Kontrolden çıkan seranın anlaşılması, Venüs ve Dünya’nın farklı evrimini değerlendirmek için çok önemlidir. Venüs, Dünya’nın ‘kötü ikizi’ olarak bilinir; çünkü o da kayalık ve hemen hemen aynı büyüklükte, ancak ortalama yüzey sıcaklığı 465°C gibi çok yüksek.  Yoğun atmosferi sayesinde Venüs, Güneş’e daha yakın yörüngede olmasına rağmen Merkür gezegeninden bile daha sıcaktır. Kayalık küre sadece misafirperver değil, aynı zamanda sterildir; kurşunu ve zehirli sülfürik asit bulutlarını eritecek kadar sıcak bir yüzeye sahiptir. 

ATMOSFERDE DAHA FAZLA SU BUHARI

Venus, Dünya’dan bile gece gökyüzünde ay dışında en parlak şeydir ve hafif sarımsı bir renk tonuyla ayırt edilebilir. Bu şekilde Dünyalılara bir gezegenin başına neler gelebileceğine dair gözle görülür bir uyarı görevi görüyor. Karbondioksit ve metan gibi gazların küresel ısınmaya neden olduğu bilinse de, çalışmanın yazarları Dünya üzerindeki sera etkisinin gerçekten de su buharı tarafından tetiklenebileceğini söylüyor. Dünya zaten karbondioksit ve metan emisyonları nedeniyle ısınıyor ve bu, okyanusların buharlaşması nedeniyle atmosferde daha fazla su buharının oluşmasına neden oluyor. 

HER ŞEY SÜRÜKLENİP GİDİYOR

Birçok kişi bunu bilmese de su buharı doğal bir sera gazıdır. Su buharı, ısıyı bir kurtarma battaniyesi gibi hapsettiği için, Dünya tarafından emilen güneş ışınımının uzay boşluğuna yeniden yayılmasını engeller.  Sera etkisi okyanusların buharlaşmasını daha da artırıyor ve bunun karşılığında atmosferdeki su buharı miktarını daha da artırıyor; bu felaket boyutunda, hızla artan bir sarmal. Bu miktardaki su buharı için, gezegenin artık soğuyamayacağı kritik bir eşik var.

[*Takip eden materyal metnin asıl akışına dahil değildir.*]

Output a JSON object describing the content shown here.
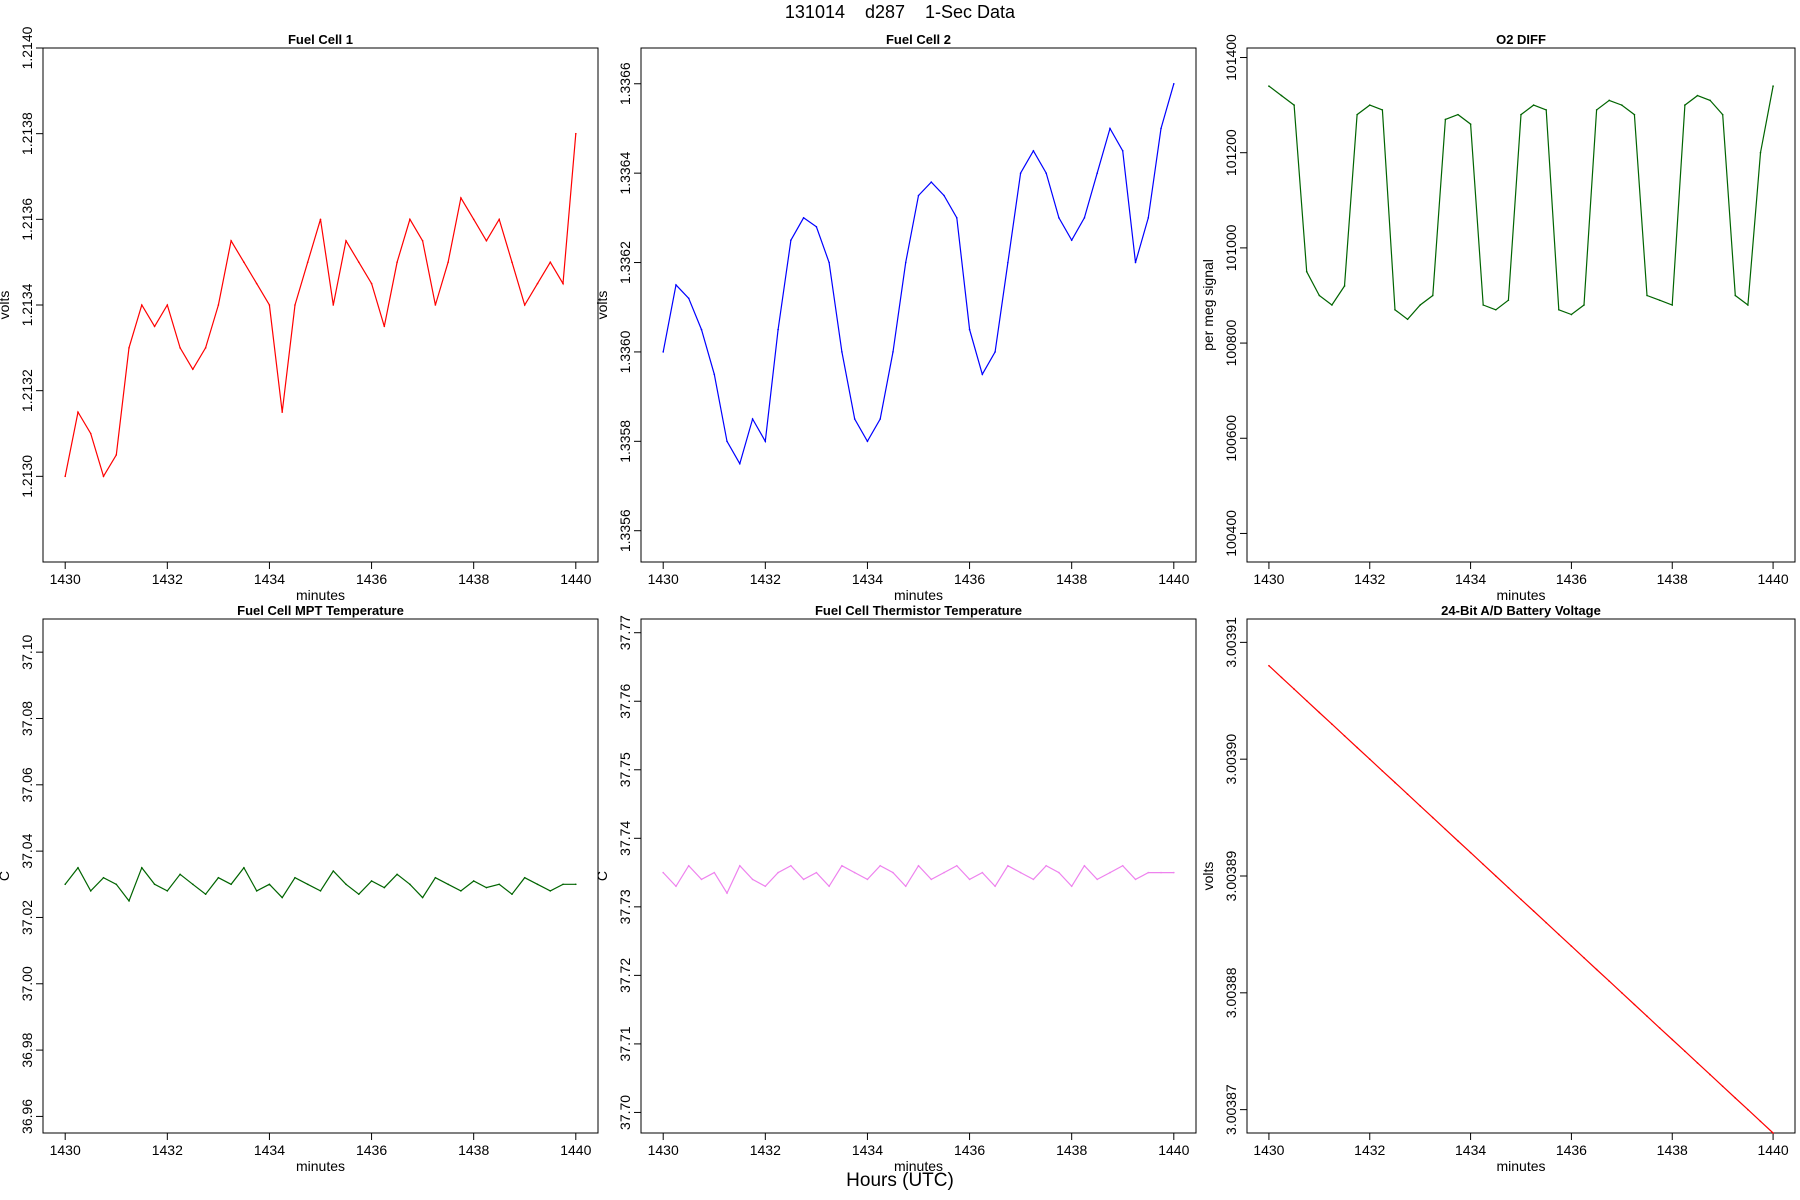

UNIGE’den başyazar Guillaume Chaverot, “Ondan sonra, okyanuslar tamamen buharlaşana ve sıcaklık birkaç yüz dereceye ulaşana kadar her şey sürüklenip gidiyor.” dedi.

YAŞANMAZ HALE GELEBİLİR

Yeni iklim modelleriyle bilim insanları, güneşten gelen radyasyondaki çok küçük bir artışın, küresel Dünya sıcaklığında yalnızca birkaç on derecelik bir artışa yol açacağını hesapladılar.

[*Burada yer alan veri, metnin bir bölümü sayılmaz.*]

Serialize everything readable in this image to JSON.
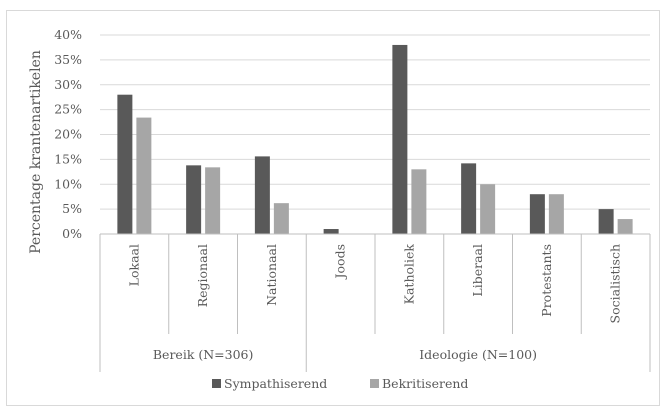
{
  "chart_data": {
    "type": "bar",
    "ylabel": "Percentage krantenartikelen",
    "ylim": [
      0,
      0.4
    ],
    "yticks": [
      "0%",
      "5%",
      "10%",
      "15%",
      "20%",
      "25%",
      "30%",
      "35%",
      "40%"
    ],
    "categories": [
      "Lokaal",
      "Regionaal",
      "Nationaal",
      "Joods",
      "Katholiek",
      "Liberaal",
      "Protestants",
      "Socialistisch"
    ],
    "groups": [
      {
        "label": "Bereik (N=306)",
        "categories": [
          "Lokaal",
          "Regionaal",
          "Nationaal"
        ]
      },
      {
        "label": "Ideologie (N=100)",
        "categories": [
          "Joods",
          "Katholiek",
          "Liberaal",
          "Protestants",
          "Socialistisch"
        ]
      }
    ],
    "series": [
      {
        "name": "Sympathiserend",
        "color": "#595959",
        "values": [
          0.28,
          0.138,
          0.156,
          0.01,
          0.38,
          0.142,
          0.08,
          0.05
        ]
      },
      {
        "name": "Bekritiserend",
        "color": "#a6a6a6",
        "values": [
          0.234,
          0.134,
          0.062,
          0.0,
          0.13,
          0.1,
          0.08,
          0.03
        ]
      }
    ],
    "legend_position": "bottom",
    "grid": true
  }
}
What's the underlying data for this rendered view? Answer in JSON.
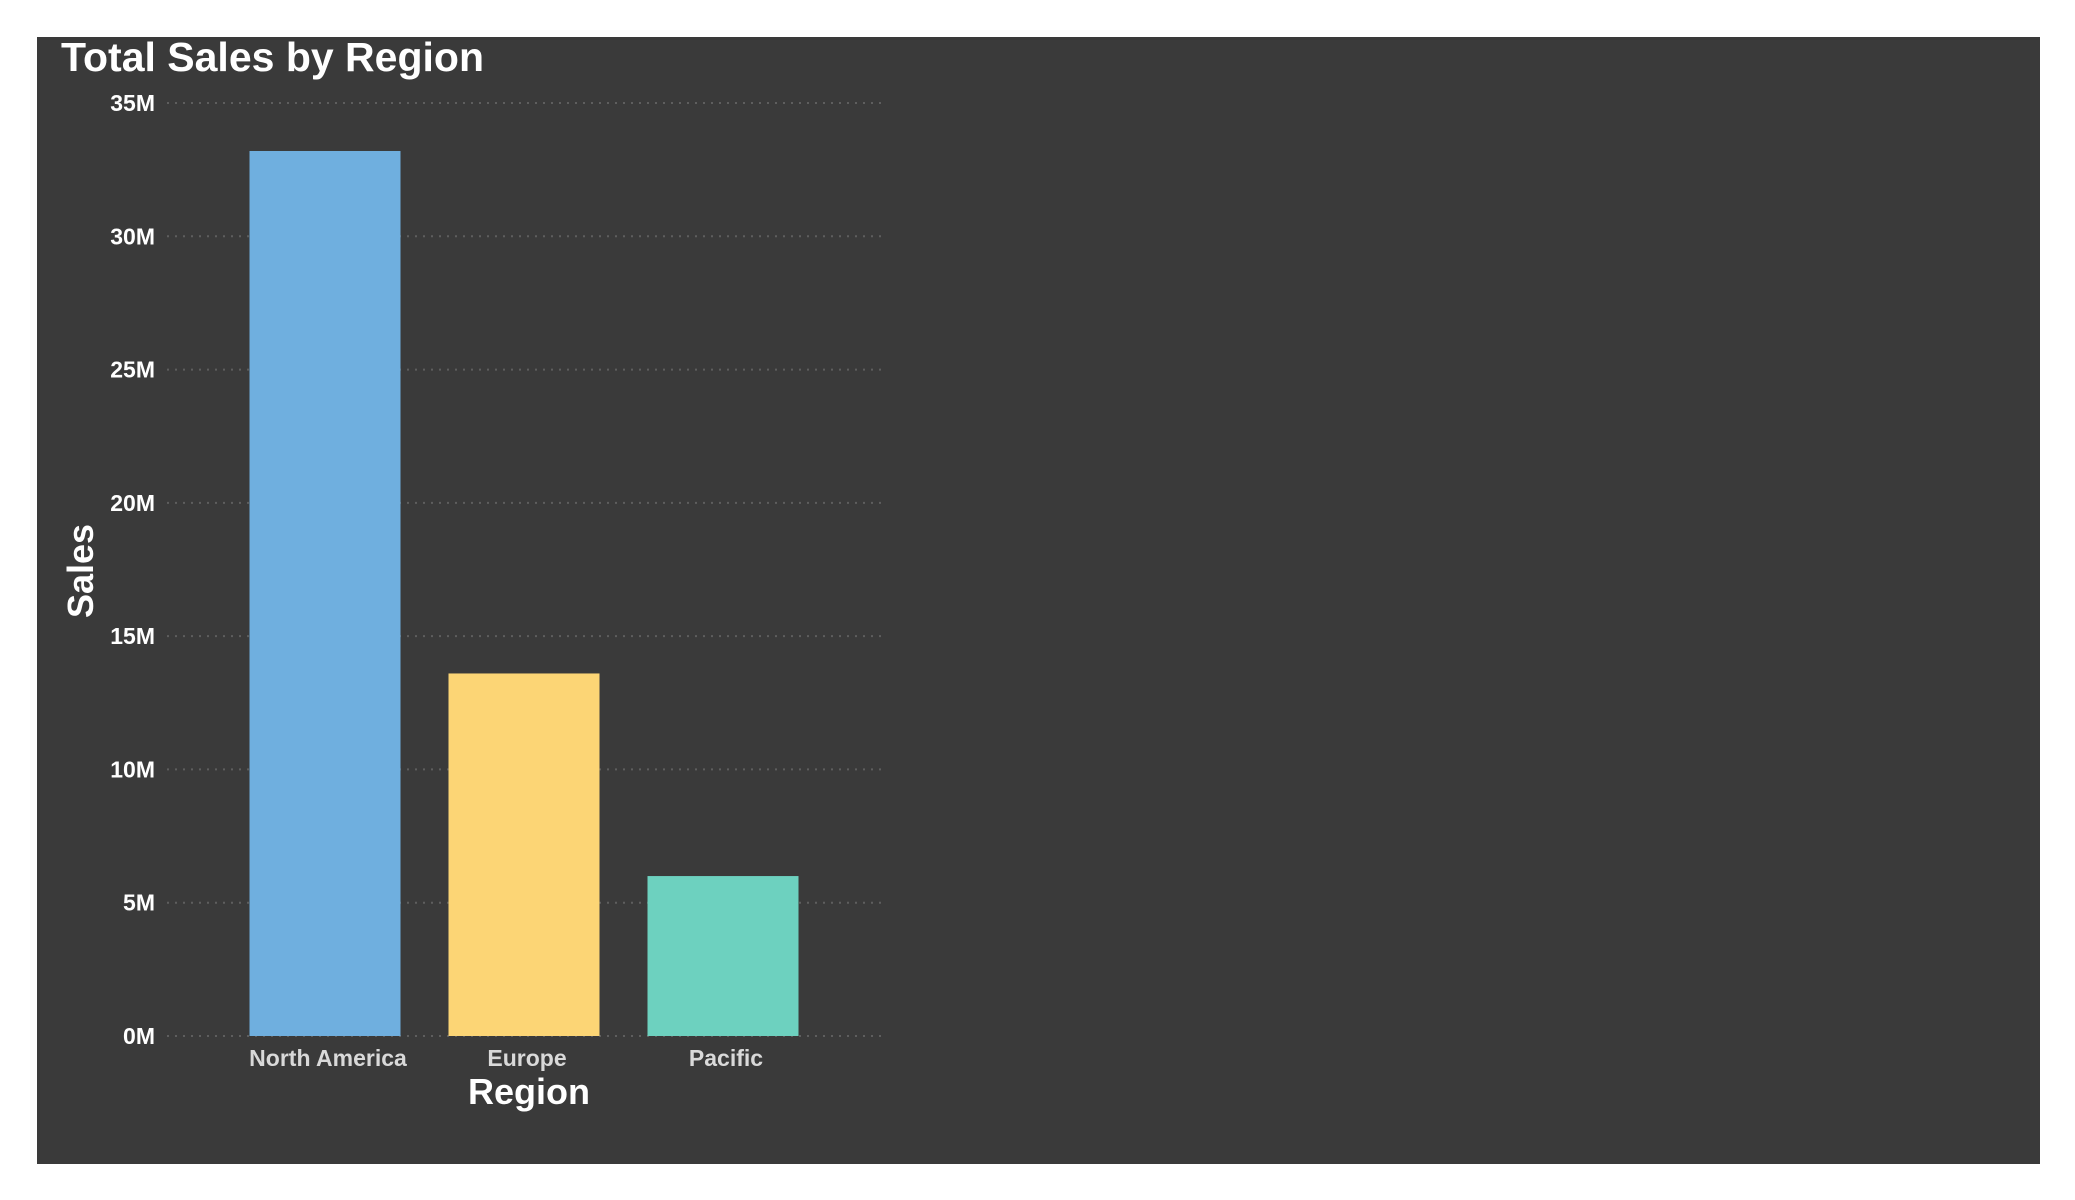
{
  "chart_data": {
    "type": "bar",
    "title": "Total Sales by Region",
    "xlabel": "Region",
    "ylabel": "Sales",
    "categories": [
      "North America",
      "Europe",
      "Pacific"
    ],
    "values": [
      33.2,
      13.6,
      6.0
    ],
    "value_unit": "M",
    "ylim": [
      0,
      35
    ],
    "yticks": [
      0,
      5,
      10,
      15,
      20,
      25,
      30,
      35
    ],
    "ytick_labels": [
      "0M",
      "5M",
      "10M",
      "15M",
      "20M",
      "25M",
      "30M",
      "35M"
    ],
    "grid": true,
    "legend": "none",
    "colors": [
      "#6fafdf",
      "#fcd575",
      "#6dd1bf"
    ],
    "background": "#3a3a3a"
  }
}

Bu durumun Dünya’da geri dönüşü olmayan bu kontrolden çıkma sürecini tetiklemeye ve gezegenimizi Venüs kadar yaşanmaz hale getirmeye yeteceğini iddia ediyorlar. 

SÜRECİN ANA HATLARI ÇİZİLDİ

Araştırmacılar, okyanusları olan herhangi bir gezegene, hatta güneş sistemimizin dışındakilere bile uygulanabileceğini söyledikleri üç bölümlü sürecin ana hatlarını çizdiler. Öncelikle okyanus yüzeyinin sıvı olduğu varsayıldığında, atmosferi su buharıyla zenginleştiren bir buharlaşma aşaması vardır. İkincisi, okyanusun tamamen buharlaştığı düşünüldüğünde kuru geçiş aşaması yaşanır. bu sırada yüzey sıcaklığı önemli ölçüde artar. Sonunda evrim, sıcak ve istikrarlı bir kaçma sonrası durum ile sona eriyor.

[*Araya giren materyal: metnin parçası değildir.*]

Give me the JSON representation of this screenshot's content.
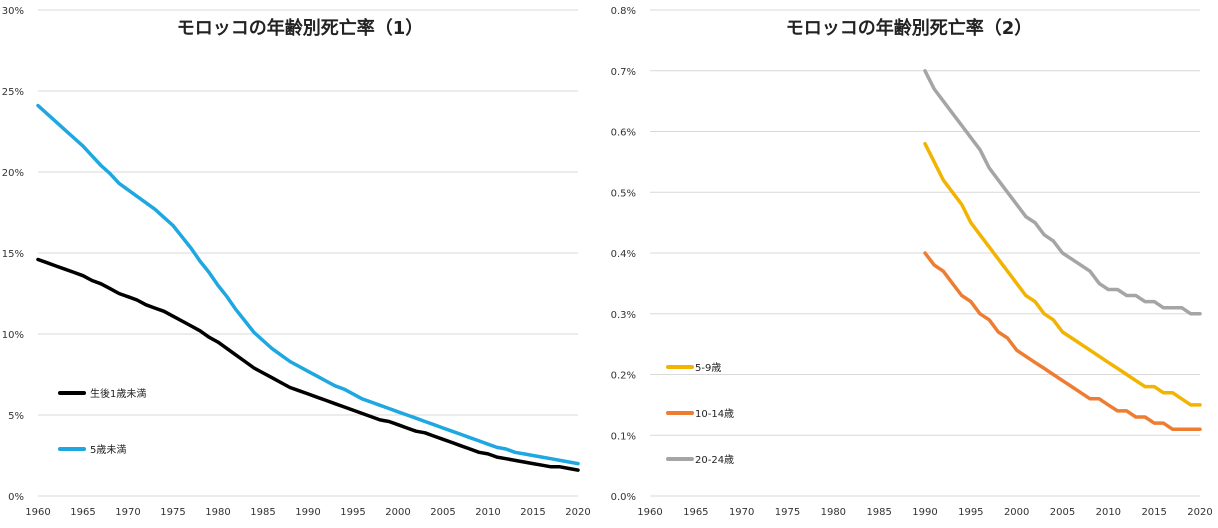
{
  "chart_data": [
    {
      "type": "line",
      "title": "モロッコの年齢別死亡率（1）",
      "xlabel": "",
      "ylabel": "",
      "xlim": [
        1960,
        2020
      ],
      "ylim": [
        0,
        30
      ],
      "x_ticks": [
        1960,
        1965,
        1970,
        1975,
        1980,
        1985,
        1990,
        1995,
        2000,
        2005,
        2010,
        2015,
        2020
      ],
      "x_tick_labels": [
        "1960",
        "1965",
        "1970",
        "1975",
        "1980",
        "1985",
        "1990",
        "1995",
        "2000",
        "2005",
        "2010",
        "2015",
        "2020"
      ],
      "y_ticks": [
        0,
        5,
        10,
        15,
        20,
        25,
        30
      ],
      "y_tick_labels": [
        "0%",
        "5%",
        "10%",
        "15%",
        "20%",
        "25%",
        "30%"
      ],
      "grid": true,
      "legend_position": "bottom-left",
      "series": [
        {
          "name": "生後1歳未満",
          "color": "#000000",
          "x": [
            1960,
            1961,
            1962,
            1963,
            1964,
            1965,
            1966,
            1967,
            1968,
            1969,
            1970,
            1971,
            1972,
            1973,
            1974,
            1975,
            1976,
            1977,
            1978,
            1979,
            1980,
            1981,
            1982,
            1983,
            1984,
            1985,
            1986,
            1987,
            1988,
            1989,
            1990,
            1991,
            1992,
            1993,
            1994,
            1995,
            1996,
            1997,
            1998,
            1999,
            2000,
            2001,
            2002,
            2003,
            2004,
            2005,
            2006,
            2007,
            2008,
            2009,
            2010,
            2011,
            2012,
            2013,
            2014,
            2015,
            2016,
            2017,
            2018,
            2019,
            2020
          ],
          "values": [
            14.6,
            14.4,
            14.2,
            14.0,
            13.8,
            13.6,
            13.3,
            13.1,
            12.8,
            12.5,
            12.3,
            12.1,
            11.8,
            11.6,
            11.4,
            11.1,
            10.8,
            10.5,
            10.2,
            9.8,
            9.5,
            9.1,
            8.7,
            8.3,
            7.9,
            7.6,
            7.3,
            7.0,
            6.7,
            6.5,
            6.3,
            6.1,
            5.9,
            5.7,
            5.5,
            5.3,
            5.1,
            4.9,
            4.7,
            4.6,
            4.4,
            4.2,
            4.0,
            3.9,
            3.7,
            3.5,
            3.3,
            3.1,
            2.9,
            2.7,
            2.6,
            2.4,
            2.3,
            2.2,
            2.1,
            2.0,
            1.9,
            1.8,
            1.8,
            1.7,
            1.6
          ]
        },
        {
          "name": "5歳未満",
          "color": "#1ea7e0",
          "x": [
            1960,
            1961,
            1962,
            1963,
            1964,
            1965,
            1966,
            1967,
            1968,
            1969,
            1970,
            1971,
            1972,
            1973,
            1974,
            1975,
            1976,
            1977,
            1978,
            1979,
            1980,
            1981,
            1982,
            1983,
            1984,
            1985,
            1986,
            1987,
            1988,
            1989,
            1990,
            1991,
            1992,
            1993,
            1994,
            1995,
            1996,
            1997,
            1998,
            1999,
            2000,
            2001,
            2002,
            2003,
            2004,
            2005,
            2006,
            2007,
            2008,
            2009,
            2010,
            2011,
            2012,
            2013,
            2014,
            2015,
            2016,
            2017,
            2018,
            2019,
            2020
          ],
          "values": [
            24.1,
            23.6,
            23.1,
            22.6,
            22.1,
            21.6,
            21.0,
            20.4,
            19.9,
            19.3,
            18.9,
            18.5,
            18.1,
            17.7,
            17.2,
            16.7,
            16.0,
            15.3,
            14.5,
            13.8,
            13.0,
            12.3,
            11.5,
            10.8,
            10.1,
            9.6,
            9.1,
            8.7,
            8.3,
            8.0,
            7.7,
            7.4,
            7.1,
            6.8,
            6.6,
            6.3,
            6.0,
            5.8,
            5.6,
            5.4,
            5.2,
            5.0,
            4.8,
            4.6,
            4.4,
            4.2,
            4.0,
            3.8,
            3.6,
            3.4,
            3.2,
            3.0,
            2.9,
            2.7,
            2.6,
            2.5,
            2.4,
            2.3,
            2.2,
            2.1,
            2.0
          ]
        }
      ]
    },
    {
      "type": "line",
      "title": "モロッコの年齢別死亡率（2）",
      "xlabel": "",
      "ylabel": "",
      "xlim": [
        1960,
        2020
      ],
      "ylim": [
        0,
        0.8
      ],
      "x_ticks": [
        1960,
        1965,
        1970,
        1975,
        1980,
        1985,
        1990,
        1995,
        2000,
        2005,
        2010,
        2015,
        2020
      ],
      "x_tick_labels": [
        "1960",
        "1965",
        "1970",
        "1975",
        "1980",
        "1985",
        "1990",
        "1995",
        "2000",
        "2005",
        "2010",
        "2015",
        "2020"
      ],
      "y_ticks": [
        0,
        0.1,
        0.2,
        0.3,
        0.4,
        0.5,
        0.6,
        0.7,
        0.8
      ],
      "y_tick_labels": [
        "0.0%",
        "0.1%",
        "0.2%",
        "0.3%",
        "0.4%",
        "0.5%",
        "0.6%",
        "0.7%",
        "0.8%"
      ],
      "grid": true,
      "legend_position": "bottom-left",
      "series": [
        {
          "name": "5-9歳",
          "color": "#f2b400",
          "x": [
            1990,
            1991,
            1992,
            1993,
            1994,
            1995,
            1996,
            1997,
            1998,
            1999,
            2000,
            2001,
            2002,
            2003,
            2004,
            2005,
            2006,
            2007,
            2008,
            2009,
            2010,
            2011,
            2012,
            2013,
            2014,
            2015,
            2016,
            2017,
            2018,
            2019,
            2020
          ],
          "values": [
            0.58,
            0.55,
            0.52,
            0.5,
            0.48,
            0.45,
            0.43,
            0.41,
            0.39,
            0.37,
            0.35,
            0.33,
            0.32,
            0.3,
            0.29,
            0.27,
            0.26,
            0.25,
            0.24,
            0.23,
            0.22,
            0.21,
            0.2,
            0.19,
            0.18,
            0.18,
            0.17,
            0.17,
            0.16,
            0.15,
            0.15
          ]
        },
        {
          "name": "10-14歳",
          "color": "#ee7d31",
          "x": [
            1990,
            1991,
            1992,
            1993,
            1994,
            1995,
            1996,
            1997,
            1998,
            1999,
            2000,
            2001,
            2002,
            2003,
            2004,
            2005,
            2006,
            2007,
            2008,
            2009,
            2010,
            2011,
            2012,
            2013,
            2014,
            2015,
            2016,
            2017,
            2018,
            2019,
            2020
          ],
          "values": [
            0.4,
            0.38,
            0.37,
            0.35,
            0.33,
            0.32,
            0.3,
            0.29,
            0.27,
            0.26,
            0.24,
            0.23,
            0.22,
            0.21,
            0.2,
            0.19,
            0.18,
            0.17,
            0.16,
            0.16,
            0.15,
            0.14,
            0.14,
            0.13,
            0.13,
            0.12,
            0.12,
            0.11,
            0.11,
            0.11,
            0.11
          ]
        },
        {
          "name": "20-24歳",
          "color": "#a5a5a5",
          "x": [
            1990,
            1991,
            1992,
            1993,
            1994,
            1995,
            1996,
            1997,
            1998,
            1999,
            2000,
            2001,
            2002,
            2003,
            2004,
            2005,
            2006,
            2007,
            2008,
            2009,
            2010,
            2011,
            2012,
            2013,
            2014,
            2015,
            2016,
            2017,
            2018,
            2019,
            2020
          ],
          "values": [
            0.7,
            0.67,
            0.65,
            0.63,
            0.61,
            0.59,
            0.57,
            0.54,
            0.52,
            0.5,
            0.48,
            0.46,
            0.45,
            0.43,
            0.42,
            0.4,
            0.39,
            0.38,
            0.37,
            0.35,
            0.34,
            0.34,
            0.33,
            0.33,
            0.32,
            0.32,
            0.31,
            0.31,
            0.31,
            0.3,
            0.3
          ]
        }
      ]
    }
  ]
}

YAŞAM BARINDIRMA KONUSUNDA DAHA AZ İDDİALI

 Ekibin araştırması ayrıca, uydular ve güçlü teleskoplar tarafından belirlenen bir ötegezegenin sıcaklığına ilişkin bilginin, uzaylıların güneş sistemimizin dışında nerede olduğunu belirlemede neden önemli olduğunu da vurguluyor. Eğer bir dış gezegen çok sıcaksa, muhtemelen Venüs’e benzer koşullara sahip olacak ve yaşam barındırma konusunda daha az iddialı olacaktır. Diğer gezegenlerdeki iklimi inceleyerek en güçlü motivasyonlarımızdan biri, bu gezegenlerin yaşama ev sahipliği yapma potansiyelini belirlemektir.